If we were to assume that handling cases 1 and 2 is more important goal as they are more common, and case3 is more rare and must always be explicit, then would the following suggestion make sense?
Syntax like:

pub struct Logic {
    name: &'owner str,
}

or even declaration without lifetime at all:

pub struct Logic {
    name: &str,
}

would mean: lifetime of name is exactly the same as lifetime of the object containing it. So case3 is not supported with this syntax and must be handled by using explicit <'a> as today.


#16

Really, part of what my post was trying to say is that hiding lifetimes is undesirable. Your examples focused on the use-after-free, but as I said, lifetimes are used for more than that. In order for users to know how to use your API, they need to know if you are borrowing their data.

Imagine if you had two functions with identical looking signatures:

pub fn make_foo(name: &str) -> Foo;
pub fn make_bar(name: &str) -> Bar;

…but one of them copies the data, while the other borrows it:

fn main() {
    let mut s = String::from("hello");
    
    {
        let foo = new_foo(&s);
        s.push_str(" world"); // ok
        println!("{:?}", foo);
    }
    
    {
        let bar = new_bar(&s);
        s.push_str(" world"); // ERROR: mutated while borrowed immutably
        println!("{:?}", bar);
    }
}

Actually, stuff like that is possible today, and we’re trying to phase it out, because it’s confusing! Assuming the types are defined as follows:

#[derive(Debug)]
pub struct Foo {
    name: String,
}

#[derive(Debug)]
pub struct Bar<'a> {
    name: &'a str,
}

then in particular, today you are allowed to write Bar (with no lifetime) in a function signature. However, this is no longer considered idiomatic, and in future editions it will be warned against in favor of explicitly using an anonymous lifetime:

// what you are now encouraged to write.
pub fn make_foo(name: &str) -> Foo;
pub fn make_bar(name: &str) -> Bar<'_>;

Now it is clear even from the function signatures alone why the second example has a borrow error while the first one does not!

If we introduced an invisible lifetime like 'self or 'owner we’d be back to square one.


#17

Thanks, I understand.

This non-local nature of lifetimes, is it considered a composability issue?
In my original example, while I wanted to modify just one struct I had to modify 3 instead.


#18

In some ways, yes. There is little doubt that lifetimes have a maintenance cost associated with them.

There are techniques I use to eliminate them in some places:

Abstracting over lifetimes with generics

Here’s something I occasionally do for types with public fields that represent a file format, so that both deserialization is simple and serialization can be done with whatever is at hand:

#[derive(Debug, Clone, Copy, PartialEq)]
pub struct Poscar<
    Comment = String,
    Coord = Coords,
    Elements = Vec<Element>,
> {
    pub comment: Comment,
    pub coords: Coord,
    pub elements: Elements,
}

impl<Comment, Coord, Elements> Poscar<Comment, Coord, Elements>
where
    Comment: AsRef<str>,
    Coord: Borrow<Coords>,
    Elements: AsRef<[Element]>,
{
    // ... methods ...
}

This way, Poscar can be written without any explicit parameters, and it will refer to the type where all fields own their data (which is what is most commonly returned from a function).

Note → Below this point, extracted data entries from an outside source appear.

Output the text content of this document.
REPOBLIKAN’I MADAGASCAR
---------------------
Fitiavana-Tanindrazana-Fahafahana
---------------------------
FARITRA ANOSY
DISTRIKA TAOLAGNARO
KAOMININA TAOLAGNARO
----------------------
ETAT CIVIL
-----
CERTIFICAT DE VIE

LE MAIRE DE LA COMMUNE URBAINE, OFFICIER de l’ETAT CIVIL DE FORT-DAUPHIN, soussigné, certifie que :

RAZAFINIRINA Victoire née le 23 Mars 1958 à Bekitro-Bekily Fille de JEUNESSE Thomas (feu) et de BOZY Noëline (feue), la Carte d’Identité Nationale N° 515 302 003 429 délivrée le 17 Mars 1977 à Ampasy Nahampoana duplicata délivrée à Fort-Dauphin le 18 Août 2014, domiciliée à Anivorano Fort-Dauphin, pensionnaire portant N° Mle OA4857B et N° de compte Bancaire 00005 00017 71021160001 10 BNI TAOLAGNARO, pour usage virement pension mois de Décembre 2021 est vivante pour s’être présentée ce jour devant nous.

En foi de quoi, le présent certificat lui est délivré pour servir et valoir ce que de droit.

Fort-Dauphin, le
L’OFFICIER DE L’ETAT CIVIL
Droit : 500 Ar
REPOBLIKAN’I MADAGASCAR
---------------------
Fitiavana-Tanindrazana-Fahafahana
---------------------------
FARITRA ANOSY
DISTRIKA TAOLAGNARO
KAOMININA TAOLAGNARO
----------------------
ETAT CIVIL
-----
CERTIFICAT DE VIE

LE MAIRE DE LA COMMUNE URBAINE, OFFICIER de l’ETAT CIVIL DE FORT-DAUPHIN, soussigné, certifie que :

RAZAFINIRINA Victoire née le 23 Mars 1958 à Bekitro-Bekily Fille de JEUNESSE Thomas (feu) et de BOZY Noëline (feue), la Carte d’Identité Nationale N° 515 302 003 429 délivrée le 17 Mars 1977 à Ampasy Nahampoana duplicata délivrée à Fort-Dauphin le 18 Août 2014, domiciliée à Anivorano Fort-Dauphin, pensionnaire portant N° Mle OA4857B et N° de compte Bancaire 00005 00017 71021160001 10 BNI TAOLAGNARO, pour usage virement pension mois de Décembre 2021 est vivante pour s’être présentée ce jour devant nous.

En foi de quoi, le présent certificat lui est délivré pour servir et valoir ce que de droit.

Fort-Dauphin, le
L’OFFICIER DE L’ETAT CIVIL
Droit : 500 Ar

But somebody can also construct one with e.g. a &str for comment if they need to, and these cases are generally not inconvenient since oftentimes the type doesn’t need to be written.

Refcounting in high-level code

I used to deal with owned vs borrowed types throughout my entire base, but this gets very onerous in high-level application code that needs to be revised frequently.

When writing code that sits at the top of the food chain, don’t be afraid to use Rc<str> and Rc<[T]> as your “standard” string and vector types (once they no longer need to be mutated, of course). It will save you a lot of headache when refactoring.

Places where 'static can be used

Yesterday I was writing something that needs an RAII guard. The standard library’s MutexGuard borrows from its Mutex, but as long as that Mutex is static, then safe mutation is impossible (so aliasing is not a concern) and the guard can be given the 'static lifetime.

lazy_static! {
    /// Guarantees that only one instance of Lammps may exist on a process,
    /// if constructed through safe APIs.
    pub static ref INSTANCE_LOCK: Mutex<InstanceLock> = Mutex::new(InstanceLock(()));
}

/// Proof that no instance of Lammps currently exists within the current process.
pub struct InstanceLock(());

/// A Lammps is built directly with the MutexGuard wrapper (rather than a reference)
/// to dodge an extra lifetime parameter.
pub type InstanceLockGuard = MutexGuard<'static, InstanceLock>;